Rubali departed silently with the teapot. Karen flushed down the errant bit of scone with another gulp of tea. “Are you certain?” She said at length.

 

“Positive, Grandmother. Mister Jalani and his men chipped and chopped the corpse out and burned it, but not before giving me the jaws and two of the tentacles -- symbols of good faith, of course.”

 

“I imagine they’re worth millions.”

 

“Possibly. Father's at the Phrontistery by now, asking how best to preserve them.”

 

“Do you suppose there are more of those beasts about?”

 

“I haven't a clue. Prehistoric cave octopi are, by virtue of alleged extinction, difficult to find.”

 

“Could there be a population somewhere in the aquifers?” Karen rubbed her chin with thumb and forefinger. “Or do you suppose...?”

 

Kannadi placed the deaspected crystal by her teacup.

 

“The aether in such crystals as these has been drained,” she said. “But to where has it gone?

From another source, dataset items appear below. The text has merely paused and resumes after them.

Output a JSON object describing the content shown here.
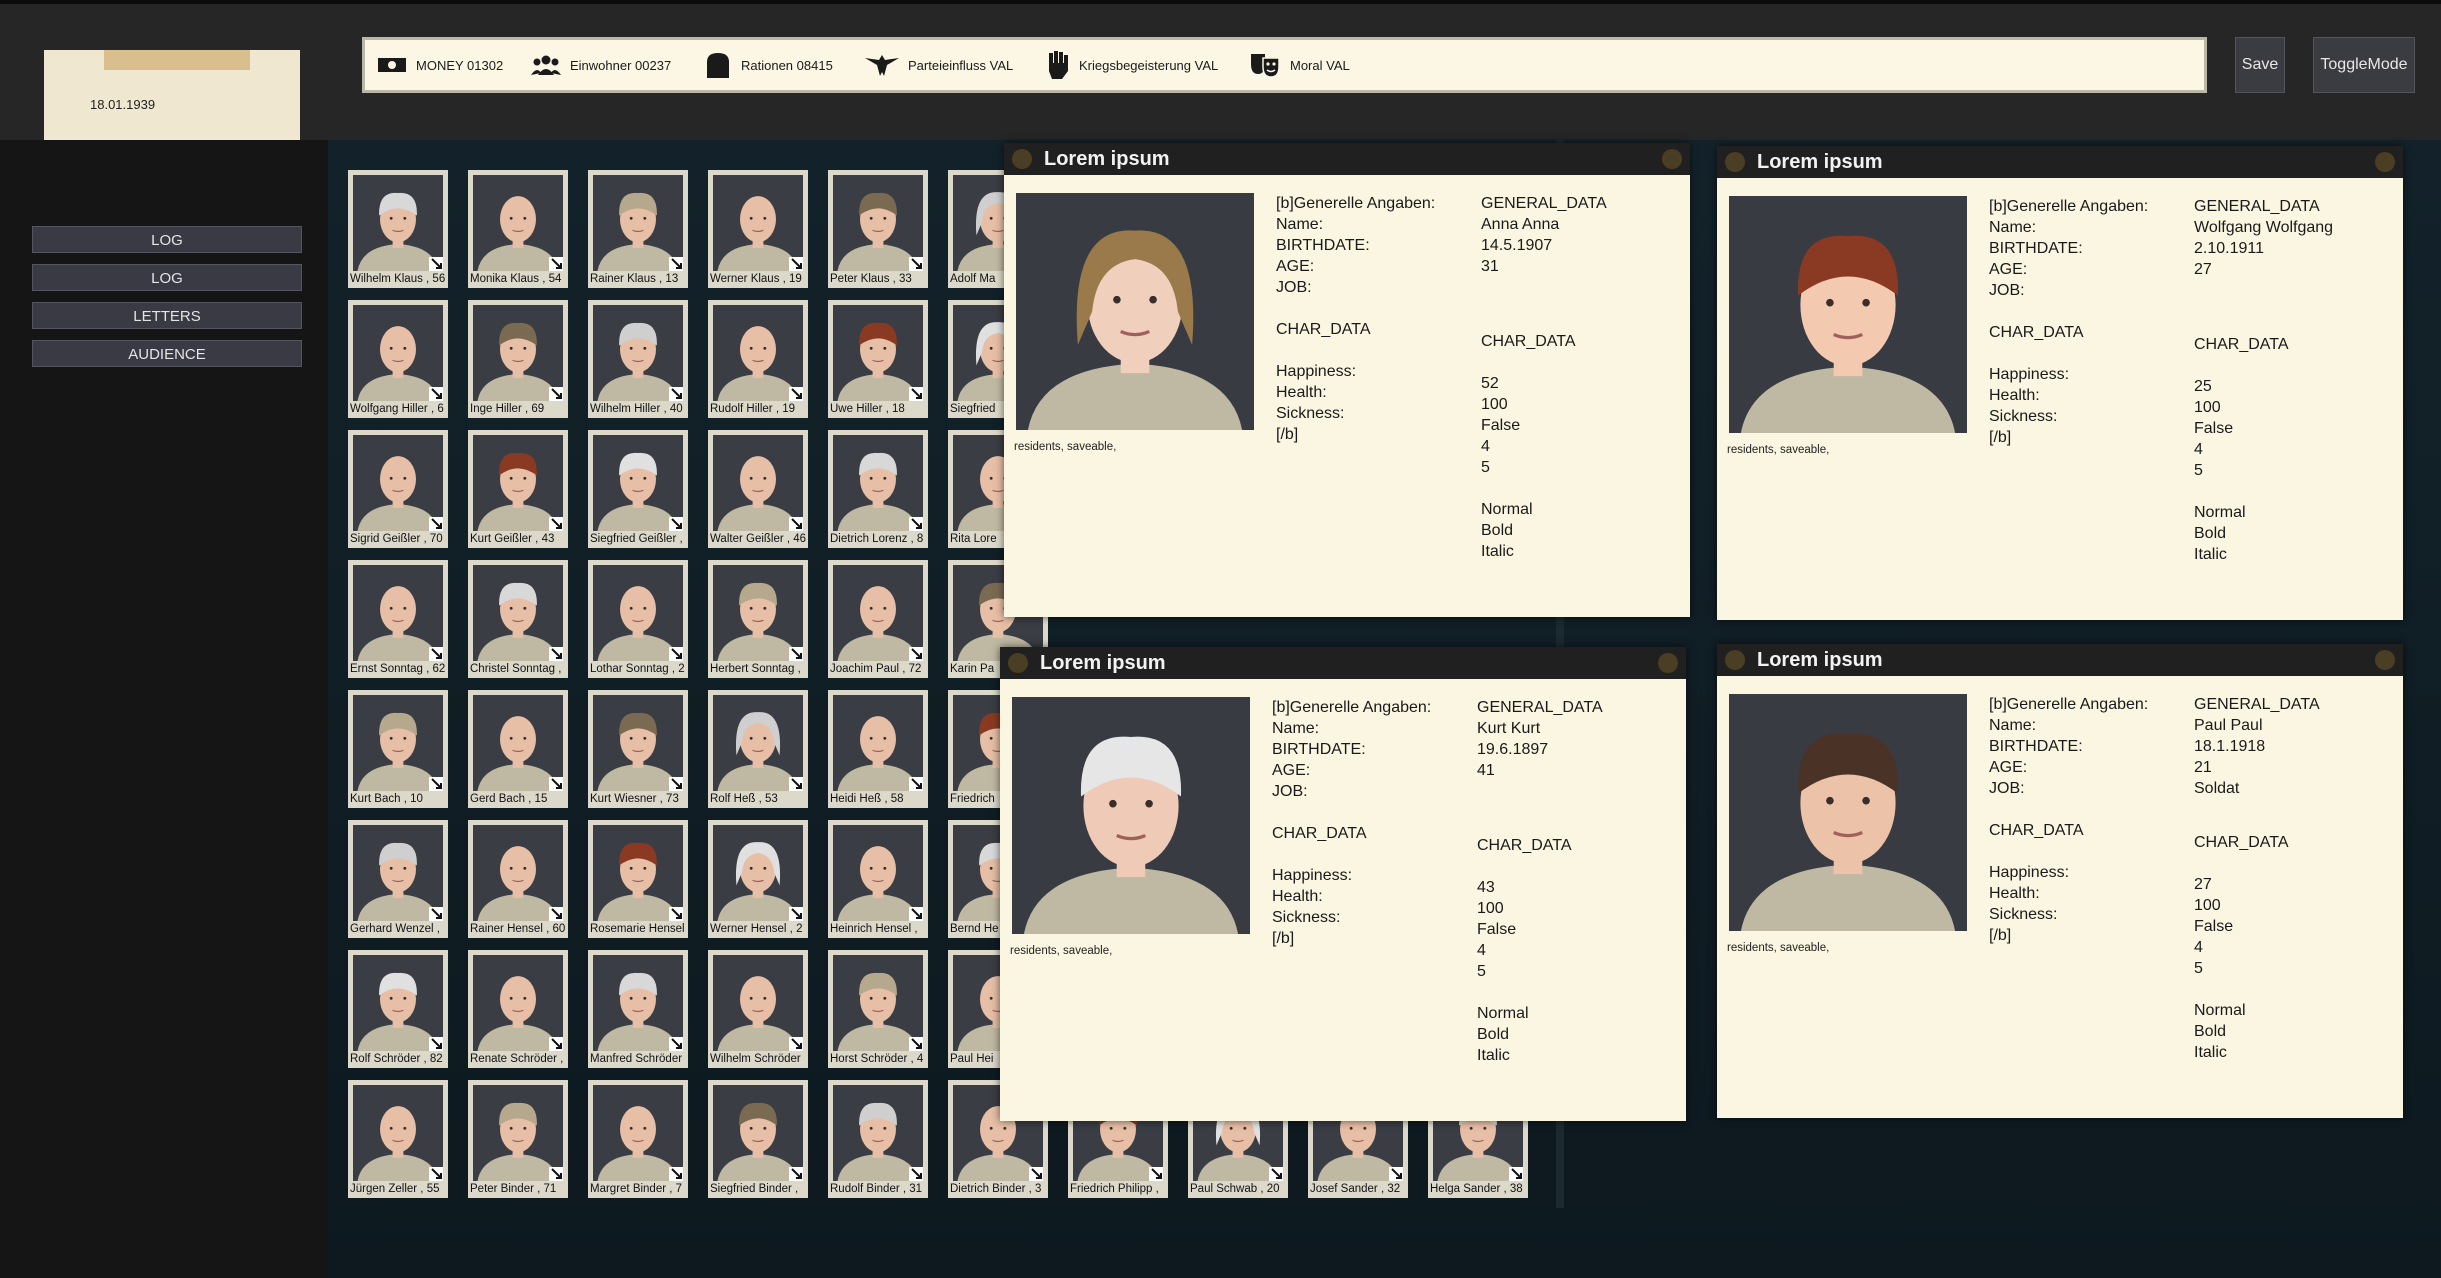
{
  "date": "18.01.1939",
  "sidebar": {
    "buttons": [
      "LOG",
      "LOG",
      "LETTERS",
      "AUDIENCE"
    ]
  },
  "resources": [
    {
      "label": "MONEY 01302",
      "icon": "money-icon"
    },
    {
      "label": "Einwohner 00237",
      "icon": "people-icon"
    },
    {
      "label": "Rationen 08415",
      "icon": "bread-icon"
    },
    {
      "label": "Parteieinfluss VAL",
      "icon": "eagle-icon"
    },
    {
      "label": "Kriegsbegeisterung VAL",
      "icon": "fist-icon"
    },
    {
      "label": "Moral VAL",
      "icon": "masks-icon"
    }
  ],
  "top_buttons": {
    "save": "Save",
    "toggle": "ToggleMode"
  },
  "residents": [
    [
      "Wilhelm Klaus , 56",
      "Monika Klaus , 54",
      "Rainer Klaus , 13",
      "Werner Klaus , 19",
      "Peter Klaus , 33",
      "Adolf Ma"
    ],
    [
      "Wolfgang Hiller , 6",
      "Inge Hiller , 69",
      "Wilhelm Hiller , 40",
      "Rudolf Hiller , 19",
      "Uwe Hiller , 18",
      "Siegfried"
    ],
    [
      "Sigrid Geißler , 70",
      "Kurt Geißler , 43",
      "Siegfried Geißler , ",
      "Walter Geißler , 46",
      "Dietrich Lorenz , 8",
      "Rita Lore"
    ],
    [
      "Ernst Sonntag , 62",
      "Christel Sonntag , ",
      "Lothar Sonntag , 2",
      "Herbert Sonntag , ",
      "Joachim Paul , 72",
      "Karin Pa"
    ],
    [
      "Kurt Bach , 10",
      "Gerd Bach , 15",
      "Kurt Wiesner , 73",
      "Rolf Heß , 53",
      "Heidi Heß , 58",
      "Friedrich"
    ],
    [
      "Gerhard Wenzel , ",
      "Rainer Hensel , 60",
      "Rosemarie Hensel",
      "Werner Hensel , 2",
      "Heinrich Hensel , ",
      "Bernd He"
    ],
    [
      "Rolf Schröder , 82",
      "Renate Schröder , ",
      "Manfred Schröder",
      "Wilhelm Schröder",
      "Horst Schröder , 4",
      "Paul Hei"
    ],
    [
      "Jürgen Zeller , 55",
      "Peter Binder , 71",
      "Margret Binder , 7",
      "Siegfried Binder , ",
      "Rudolf Binder , 31",
      "Dietrich Binder , 3",
      "Friedrich Philipp , ",
      "Paul Schwab , 20",
      "Josef Sander , 32",
      "Helga Sander , 38"
    ]
  ],
  "panel_labels": {
    "title": "Lorem ipsum",
    "general": "[b]Generelle Angaben:",
    "name": "Name:",
    "birth": "BIRTHDATE:",
    "age": "AGE:",
    "job": "JOB:",
    "char": "CHAR_DATA",
    "happiness": "Happiness:",
    "health": "Health:",
    "sickness": "Sickness:",
    "end": "[/b]",
    "caption": "residents, saveable,",
    "general_data": "GENERAL_DATA",
    "normal": "Normal",
    "bold": "Bold",
    "italic": "Italic"
  },
  "panels": [
    {
      "name": "Anna Anna",
      "birthdate": "14.5.1907",
      "age": "31",
      "job": "",
      "happiness": "52",
      "health": "100",
      "sickness": "False",
      "v4": "4",
      "v5": "5"
    },
    {
      "name": "Wolfgang Wolfgang",
      "birthdate": "2.10.1911",
      "age": "27",
      "job": "",
      "happiness": "25",
      "health": "100",
      "sickness": "False",
      "v4": "4",
      "v5": "5"
    },
    {
      "name": "Kurt Kurt",
      "birthdate": "19.6.1897",
      "age": "41",
      "job": "",
      "happiness": "43",
      "health": "100",
      "sickness": "False",
      "v4": "4",
      "v5": "5"
    },
    {
      "name": "Paul Paul",
      "birthdate": "18.1.1918",
      "age": "21",
      "job": "Soldat",
      "happiness": "27",
      "health": "100",
      "sickness": "False",
      "v4": "4",
      "v5": "5"
    }
  ]
}
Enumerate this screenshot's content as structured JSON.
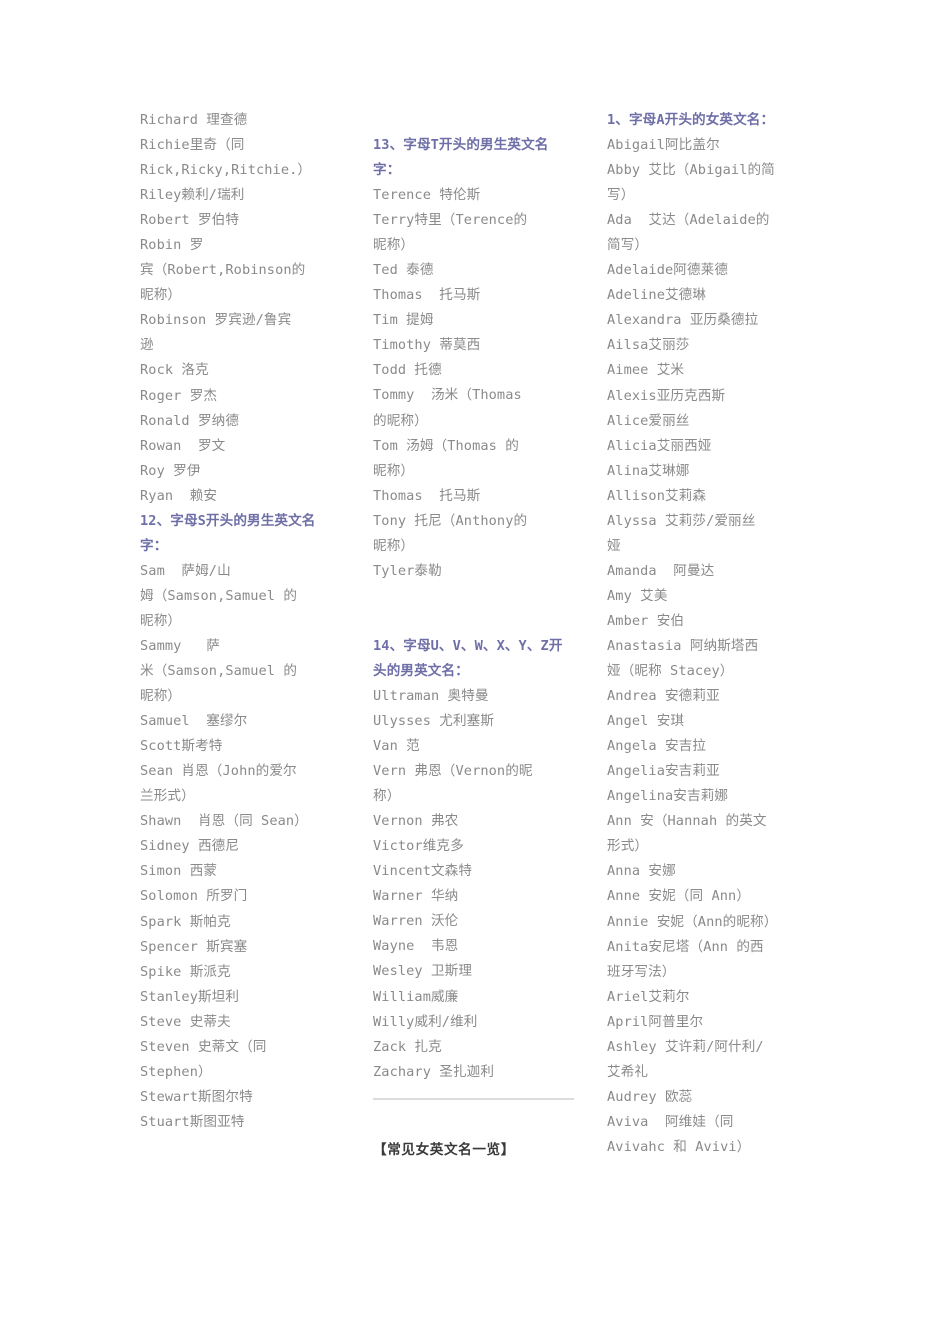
{
  "document": {
    "page_background": "#ffffff",
    "body_text_color": "#8a8a8a",
    "heading_text_color": "#6f6fa8",
    "emphasis_text_color": "#3a3a3a",
    "rule_color": "#dcdcdc"
  },
  "columns": [
    {
      "id": "column-1",
      "blocks": [
        {
          "type": "list",
          "lines": [
            "Richard 理查德",
            "Richie里奇（同",
            "Rick,Ricky,Ritchie.）",
            "Riley赖利/瑞利",
            "Robert 罗伯特",
            "Robin 罗",
            "宾（Robert,Robinson的",
            "昵称）",
            "Robinson 罗宾逊/鲁宾",
            "逊",
            "Rock 洛克",
            "Roger 罗杰",
            "Ronald 罗纳德",
            "Rowan  罗文",
            "Roy 罗伊",
            "Ryan  赖安"
          ]
        },
        {
          "type": "heading",
          "text": "12、字母S开头的男生英文名字："
        },
        {
          "type": "list",
          "lines": [
            "Sam  萨姆/山",
            "姆（Samson,Samuel 的",
            "昵称）",
            "Sammy   萨",
            "米（Samson,Samuel 的",
            "昵称）",
            "Samuel  塞缪尔",
            "Scott斯考特",
            "Sean 肖恩（John的爱尔",
            "兰形式）",
            "Shawn  肖恩（同 Sean）",
            "Sidney 西德尼",
            "Simon 西蒙",
            "Solomon 所罗门",
            "Spark 斯帕克",
            "Spencer 斯宾塞",
            "Spike 斯派克",
            "Stanley斯坦利",
            "Steve 史蒂夫",
            "Steven 史蒂文（同",
            "Stephen）",
            "Stewart斯图尔特",
            "Stuart斯图亚特"
          ]
        }
      ]
    },
    {
      "id": "column-2",
      "blocks": [
        {
          "type": "spacer",
          "size": "small"
        },
        {
          "type": "heading",
          "text": "13、字母T开头的男生英文名字："
        },
        {
          "type": "list",
          "lines": [
            "Terence 特伦斯",
            "Terry特里（Terence的",
            "昵称）",
            "Ted 泰德",
            "Thomas  托马斯",
            "Tim 提姆",
            "Timothy 蒂莫西",
            "Todd 托德",
            "Tommy  汤米（Thomas",
            "的昵称）",
            "Tom 汤姆（Thomas 的",
            "昵称）",
            "Thomas  托马斯",
            "Tony 托尼（Anthony的",
            "昵称）",
            "Tyler泰勒"
          ]
        },
        {
          "type": "spacer",
          "size": "medium"
        },
        {
          "type": "heading",
          "text": "14、字母U、V、W、X、Y、Z开头的男英文名："
        },
        {
          "type": "list",
          "lines": [
            "Ultraman 奥特曼",
            "Ulysses 尤利塞斯",
            "Van 范",
            "Vern 弗恩（Vernon的昵",
            "称）",
            "Vernon 弗农",
            "Victor维克多",
            "Vincent文森特",
            "Warner 华纳",
            "Warren 沃伦",
            "Wayne  韦恩",
            "Wesley 卫斯理",
            "William威廉",
            "Willy威利/维利",
            "Zack 扎克",
            "Zachary 圣扎迦利"
          ]
        },
        {
          "type": "rule"
        },
        {
          "type": "bracket-title",
          "text": "【常见女英文名一览】"
        }
      ]
    },
    {
      "id": "column-3",
      "blocks": [
        {
          "type": "heading",
          "text": "1、字母A开头的女英文名："
        },
        {
          "type": "list",
          "lines": [
            "Abigail阿比盖尔",
            "Abby 艾比（Abigail的简",
            "写）",
            "Ada  艾达（Adelaide的",
            "简写）",
            "Adelaide阿德莱德",
            "Adeline艾德琳",
            "Alexandra 亚历桑德拉",
            "Ailsa艾丽莎",
            "Aimee 艾米",
            "Alexis亚历克西斯",
            "Alice爱丽丝",
            "Alicia艾丽西娅",
            "Alina艾琳娜",
            "Allison艾莉森",
            "Alyssa 艾莉莎/爱丽丝",
            "娅",
            "Amanda  阿曼达",
            "Amy 艾美",
            "Amber 安伯",
            "Anastasia 阿纳斯塔西",
            "娅（昵称 Stacey）",
            "Andrea 安德莉亚",
            "Angel 安琪",
            "Angela 安吉拉",
            "Angelia安吉莉亚",
            "Angelina安吉莉娜",
            "Ann 安（Hannah 的英文",
            "形式）",
            "Anna 安娜",
            "Anne 安妮（同 Ann）",
            "Annie 安妮（Ann的昵称）",
            "Anita安尼塔（Ann 的西",
            "班牙写法）",
            "Ariel艾莉尔",
            "April阿普里尔",
            "Ashley 艾许莉/阿什利/",
            "艾希礼",
            "Audrey 欧蕊",
            "Aviva  阿维娃（同",
            "Avivahc 和 Avivi）"
          ]
        }
      ]
    }
  ]
}
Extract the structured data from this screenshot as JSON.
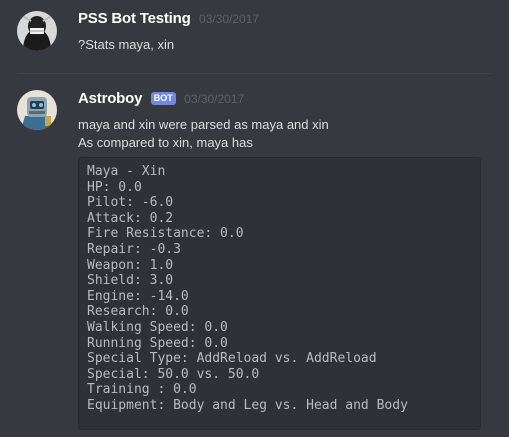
{
  "messages": [
    {
      "author": "PSS Bot Testing",
      "timestamp": "03/30/2017",
      "avatar_icon": "masked-user-avatar",
      "content": [
        "?Stats maya, xin"
      ]
    },
    {
      "author": "Astroboy",
      "bot_tag": "BOT",
      "timestamp": "03/30/2017",
      "avatar_icon": "robot-avatar",
      "content": [
        "maya and xin were parsed as maya and xin",
        "As compared to xin, maya has"
      ],
      "code_lines": [
        "Maya - Xin",
        "HP: 0.0",
        "Pilot: -6.0",
        "Attack: 0.2",
        "Fire Resistance: 0.0",
        "Repair: -0.3",
        "Weapon: 1.0",
        "Shield: 3.0",
        "Engine: -14.0",
        "Research: 0.0",
        "Walking Speed: 0.0",
        "Running Speed: 0.0",
        "Special Type: AddReload vs. AddReload",
        "Special: 50.0 vs. 50.0",
        "Training : 0.0",
        "Equipment: Body and Leg vs. Head and Body"
      ]
    }
  ],
  "colors": {
    "background": "#36393f",
    "username": "#ffffff",
    "timestamp": "#5e6167",
    "message_text": "#dcddde",
    "bot_tag": "#7289da",
    "code_background": "#2f3136",
    "code_text": "#b9bbbe"
  }
}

I believe the aether of the land is somehow leaking from its former housings and finding its way into lesser beings. Changing them. But that is mostly conjecture at this point.”

 

Karen took a tiny silver spoon from a sugar bowl and prodded the crystal with it. “Quite. If you ask me, the more pressing question is, why has it gone? Is it a natural phenomenon? A symptom ofthe procession of ages? Is there some intelligence directing it? What do you suppose could be happening, Kanna dear?”

 

Kannadi allowed her grandmother the nickname. She took back the crystal and stuck it in a robe pocket.

 

“That, Grandmother, is a question for adventurers.”

 

“But one which affects ordinary people.”

 

Kannadi stood. “Well then. Being of both groups, I shall pursue it. If you'll kindly excuse me....”

 

- - -

 

The rain resumed once Kannadi lost sight of the Silver Bazaar. Of course.

 

Her grandmother spent most of her time there, away from the bustle of Ul'dah. She always claimed it helped her see the world better, as the best places to stand a telescope are away from city lights. “But only,” Karen once said, “with distant mirrors such as you showing me the world.”

 

If I’m so important, Kannadi thought, you could have sprung for a chocobo.

 

Kannadi sloshed through an ankle-high surge in the canyon road back to Ul’dah when a peal of thunder rolled. She looked toward its source and caught sight of a hooded figure atop the canyon wall. She blinked once and the figure vanished.

 

Kannadi tilted her hat back down and moved on.

 

And the rain faded to grim silence, draining away all sounds but the squelch of her boots.